Nahum Admoni knew that such an abject confession as the video contained was the prelude to Bazoft’s execution. The Mossad chief ordered his psychological warfare specialists to launch a campaign to deflect embarrassing questions about the service’s involvement with Bazoft.
Members of Parliament in Britain soon publicly criticized The Observer for sending Bazoft to Iraq. At the same time, trusted reporters were fed stories that Saddam Hussein was viewing videos of every stage of Bazoft’s interrogation. It may well have been true. More certain, it was an excuse to remind the world that torture and murder were instruments of state policy in Iraq. Bazoft was hanged in Baghdad in March 1990. His last reported words on the gallows were: “I am not an Israeli spy.”
In London, Nicholas Davies read the report on the execution on a Reuters message that came to the Daily Mirror foreign desk.

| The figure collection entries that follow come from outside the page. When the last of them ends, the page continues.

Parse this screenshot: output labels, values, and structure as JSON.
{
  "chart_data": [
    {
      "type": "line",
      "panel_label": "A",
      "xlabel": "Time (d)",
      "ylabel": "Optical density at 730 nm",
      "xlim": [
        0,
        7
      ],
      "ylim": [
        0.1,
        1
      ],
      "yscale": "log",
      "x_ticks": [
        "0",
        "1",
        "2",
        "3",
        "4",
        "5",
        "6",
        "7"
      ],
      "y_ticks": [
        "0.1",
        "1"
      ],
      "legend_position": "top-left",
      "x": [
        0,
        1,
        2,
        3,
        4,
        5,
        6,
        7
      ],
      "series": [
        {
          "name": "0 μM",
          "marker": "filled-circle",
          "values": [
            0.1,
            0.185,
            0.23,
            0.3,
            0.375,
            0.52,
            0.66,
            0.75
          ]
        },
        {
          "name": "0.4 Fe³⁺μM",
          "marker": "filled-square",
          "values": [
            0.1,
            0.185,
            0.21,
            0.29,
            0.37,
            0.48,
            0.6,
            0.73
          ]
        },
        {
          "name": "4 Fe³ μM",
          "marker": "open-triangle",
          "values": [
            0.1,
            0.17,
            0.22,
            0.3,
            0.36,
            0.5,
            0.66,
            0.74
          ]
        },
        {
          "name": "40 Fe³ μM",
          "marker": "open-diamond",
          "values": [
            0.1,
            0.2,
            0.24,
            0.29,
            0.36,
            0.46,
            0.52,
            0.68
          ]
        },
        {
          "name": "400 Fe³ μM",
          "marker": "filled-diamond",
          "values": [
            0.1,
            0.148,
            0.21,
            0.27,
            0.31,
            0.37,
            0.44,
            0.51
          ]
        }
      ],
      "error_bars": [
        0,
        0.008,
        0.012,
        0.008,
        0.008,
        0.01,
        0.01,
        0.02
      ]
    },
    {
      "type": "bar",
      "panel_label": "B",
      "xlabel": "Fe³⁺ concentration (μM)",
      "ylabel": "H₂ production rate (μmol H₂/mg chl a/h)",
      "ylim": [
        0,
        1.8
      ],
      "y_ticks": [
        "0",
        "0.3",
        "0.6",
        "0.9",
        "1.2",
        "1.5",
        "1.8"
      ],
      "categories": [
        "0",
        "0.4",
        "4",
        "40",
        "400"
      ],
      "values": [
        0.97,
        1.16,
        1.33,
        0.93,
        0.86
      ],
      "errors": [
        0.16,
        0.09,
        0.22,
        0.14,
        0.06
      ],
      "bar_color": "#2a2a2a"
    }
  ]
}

As instructed about all stories emanating from the Middle East he judged to be important, Davies took the report up to the office of Robert Maxwell.
Since 1974, the publisher had been the most powerful sayan in Britain. Davies would remember: “Bob read the report without comment,” but could not recall “in all honesty” what he had felt about Bazoft’s death.
In Tel Aviv, among those who read about the execution was one of the most colorful characters to have served Israel’s spymasters, Ari Ben-Menashe. Until then he had never known of the existence of Bazoft. But typically, that did not stop the mercurial Ben-Menashe feeling a sense of grief that “another good man had been in the wrong place at the wrong time.” It was emotional judgments like that which had made the darkly handsome, quick-witted Ben-Menashe such an unlikely candidate for a key position in the Israeli intelligence community. Yet, for ten years, 1977–87, he had held a sensitive post in the External Relations Department (ERD) of the Israel Defense Forces, one of the most powerful and secret organizations in the intelligence community.
ERD had been created in 1974 by then prime minister Yitzhak Rabin. Smarting over the way Israel had been completely surprised by the Syrian-Egyptian onslaught in the Yom Kippur War, he had decided the only way to avert such an intelligence failure occurring again was to have a watchdog to monitor other intelligence services and, at the same time, conduct its own intelligence gathering.